Magnetic fields on the sun start out as small loops of magnetism, but through the process of reconnection, they can collide and reconnect into much larger structures. They may start out as the 10,000-km loops that connect sunspots, but can grow into loops that span many sunspot groups forming the prominences, or even larger loops that extend into the corona and span nearly the full million-kilometer diameter of the sun itself! As they grow, the plasma they contain also increases in mass until some reach the scale of billion-ton clouds. We think that when these loops and matter are stable they resemble the coronal helmet streamers seen during a total solar eclipse, but something happens to upset the delicate pressure balances between the loop’s magnetic field and plasma, and the surrounding coronal plasma. The loop becomes unstable and erupts, launching its plasma and its magnetic field into interplanetary space like a helium balloon released during a birthday party. This image shows one such process for creating a CME developed by researchers with the NASA/RHESSI spacecraft.
Although the exact details for CME ejection are not known, they often occur above a major solar flare event or the eruption of a prominence. This suggests that the overlying CME magnetic field is in a stable state, and that a large impulsive event below it is enough to destabilize it and cause the ejection. Typically at radio wavelengths, this triggering event is seen as a Type-II radio burst at high frequencies, followed by a traveling Type-IV burst that is produced by the CME itself as it leaves the corona. Some of the most beautiful CMEs have been images by the SOHO, LASCO coronagraph (e.g. December 2, 2003, credit ESA/NASA/SOHO) since the 1990s. Movies of these events have led to enormous improvement in our understanding of how they are produced and formed.

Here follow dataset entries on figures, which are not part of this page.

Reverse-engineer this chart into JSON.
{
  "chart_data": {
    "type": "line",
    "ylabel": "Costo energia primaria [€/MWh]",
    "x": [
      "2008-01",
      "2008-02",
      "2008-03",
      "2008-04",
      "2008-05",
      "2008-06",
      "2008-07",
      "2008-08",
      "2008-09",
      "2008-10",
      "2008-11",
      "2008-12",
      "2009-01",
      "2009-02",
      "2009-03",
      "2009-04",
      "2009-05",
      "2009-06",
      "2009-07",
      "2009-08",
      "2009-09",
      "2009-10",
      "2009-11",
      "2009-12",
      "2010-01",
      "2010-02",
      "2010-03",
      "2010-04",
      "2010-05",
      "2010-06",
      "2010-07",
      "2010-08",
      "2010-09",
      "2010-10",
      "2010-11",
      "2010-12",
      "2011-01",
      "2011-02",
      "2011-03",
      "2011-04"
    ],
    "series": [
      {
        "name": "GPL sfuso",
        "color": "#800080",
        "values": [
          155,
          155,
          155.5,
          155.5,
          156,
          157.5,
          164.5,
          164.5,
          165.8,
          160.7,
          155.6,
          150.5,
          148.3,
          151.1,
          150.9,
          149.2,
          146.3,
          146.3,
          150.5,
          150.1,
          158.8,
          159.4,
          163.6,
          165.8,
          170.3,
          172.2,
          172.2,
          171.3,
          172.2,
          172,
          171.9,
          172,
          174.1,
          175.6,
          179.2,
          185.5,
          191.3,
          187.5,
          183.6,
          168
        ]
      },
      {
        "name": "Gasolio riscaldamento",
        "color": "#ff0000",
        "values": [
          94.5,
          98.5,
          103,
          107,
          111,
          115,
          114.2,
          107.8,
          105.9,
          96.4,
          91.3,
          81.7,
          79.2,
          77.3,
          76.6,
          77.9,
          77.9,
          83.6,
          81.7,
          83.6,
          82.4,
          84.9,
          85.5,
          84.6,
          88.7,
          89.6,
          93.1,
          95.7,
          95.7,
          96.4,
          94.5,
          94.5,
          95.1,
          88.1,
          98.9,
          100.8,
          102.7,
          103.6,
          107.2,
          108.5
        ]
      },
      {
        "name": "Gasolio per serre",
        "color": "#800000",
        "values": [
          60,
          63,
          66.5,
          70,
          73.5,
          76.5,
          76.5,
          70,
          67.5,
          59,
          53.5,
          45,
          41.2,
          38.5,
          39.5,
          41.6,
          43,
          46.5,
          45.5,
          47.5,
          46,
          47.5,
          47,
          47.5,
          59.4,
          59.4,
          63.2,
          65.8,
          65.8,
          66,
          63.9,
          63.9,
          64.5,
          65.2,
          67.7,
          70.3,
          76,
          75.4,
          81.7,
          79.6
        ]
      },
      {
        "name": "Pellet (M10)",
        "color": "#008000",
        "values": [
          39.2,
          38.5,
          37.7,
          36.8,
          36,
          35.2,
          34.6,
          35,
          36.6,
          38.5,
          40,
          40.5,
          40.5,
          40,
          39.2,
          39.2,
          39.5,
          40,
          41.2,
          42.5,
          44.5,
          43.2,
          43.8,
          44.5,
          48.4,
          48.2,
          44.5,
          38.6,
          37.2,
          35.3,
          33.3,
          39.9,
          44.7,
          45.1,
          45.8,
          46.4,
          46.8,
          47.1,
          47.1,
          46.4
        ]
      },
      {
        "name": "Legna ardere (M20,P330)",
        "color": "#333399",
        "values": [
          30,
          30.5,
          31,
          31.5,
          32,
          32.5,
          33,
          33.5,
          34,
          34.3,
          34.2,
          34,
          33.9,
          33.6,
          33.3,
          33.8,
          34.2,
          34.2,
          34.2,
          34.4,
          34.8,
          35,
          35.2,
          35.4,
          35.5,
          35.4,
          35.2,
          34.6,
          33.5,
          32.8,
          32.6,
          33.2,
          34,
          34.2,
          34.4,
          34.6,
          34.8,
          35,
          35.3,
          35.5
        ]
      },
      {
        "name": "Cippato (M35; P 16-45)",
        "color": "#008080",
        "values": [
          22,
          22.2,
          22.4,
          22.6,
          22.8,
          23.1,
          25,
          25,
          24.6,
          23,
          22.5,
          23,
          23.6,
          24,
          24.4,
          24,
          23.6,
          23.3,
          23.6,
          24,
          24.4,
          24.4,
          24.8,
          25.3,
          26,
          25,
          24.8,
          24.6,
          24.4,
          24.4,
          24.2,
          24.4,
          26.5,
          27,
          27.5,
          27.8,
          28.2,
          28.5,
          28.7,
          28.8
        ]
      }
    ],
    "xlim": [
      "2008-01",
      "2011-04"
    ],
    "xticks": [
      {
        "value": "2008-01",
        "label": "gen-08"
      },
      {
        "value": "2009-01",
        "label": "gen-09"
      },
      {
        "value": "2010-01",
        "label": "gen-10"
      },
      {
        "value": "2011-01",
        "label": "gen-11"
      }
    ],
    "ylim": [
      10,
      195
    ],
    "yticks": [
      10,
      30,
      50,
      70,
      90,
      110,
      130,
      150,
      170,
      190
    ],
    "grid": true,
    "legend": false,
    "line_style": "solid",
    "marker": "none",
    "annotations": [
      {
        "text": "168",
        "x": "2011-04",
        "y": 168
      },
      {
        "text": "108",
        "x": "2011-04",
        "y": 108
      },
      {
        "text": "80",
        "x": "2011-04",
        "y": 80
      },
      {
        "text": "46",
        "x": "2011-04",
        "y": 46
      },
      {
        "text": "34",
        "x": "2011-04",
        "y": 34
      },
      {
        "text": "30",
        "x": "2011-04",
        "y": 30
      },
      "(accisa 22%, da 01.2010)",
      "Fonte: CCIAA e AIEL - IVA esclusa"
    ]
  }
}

One representation of a CME reveals a loop of twisted magnetic field in which plasma is trapped. This loop produces a shock wave in front of it within the interplanetary medium. Inside the loop, the density of the interplanetary medium is very low because the CME has ‘snow plowed’ this material into the shock front ahead of it. When the CME magnetic field is oriented the same way as Earth’s magnetic field, the CME produced a weak disturbance in Earth’s field. But when the CME field is opposite in polarity, it can produce a major magnetic storm and spectacular aurora. As the CME erupts from the corona where plasma densities are highest, it creates a powerful shock front that accelerates some particles, mostly protons, to nearly the speed of light. These bursts of high-energy protons can reach Earth in less than an hour and are observed as Solar Proton Events. ‘SPEs’ can have deadly consequences for humans and technology not properly shielded.
Although the sun is nearing sunspot minimum and few CMEs are being produced every month, as you admire the sun’s beautiful corona, keep an eye out for an unusual circular feature that may be one of those rare CMEs about to be launched!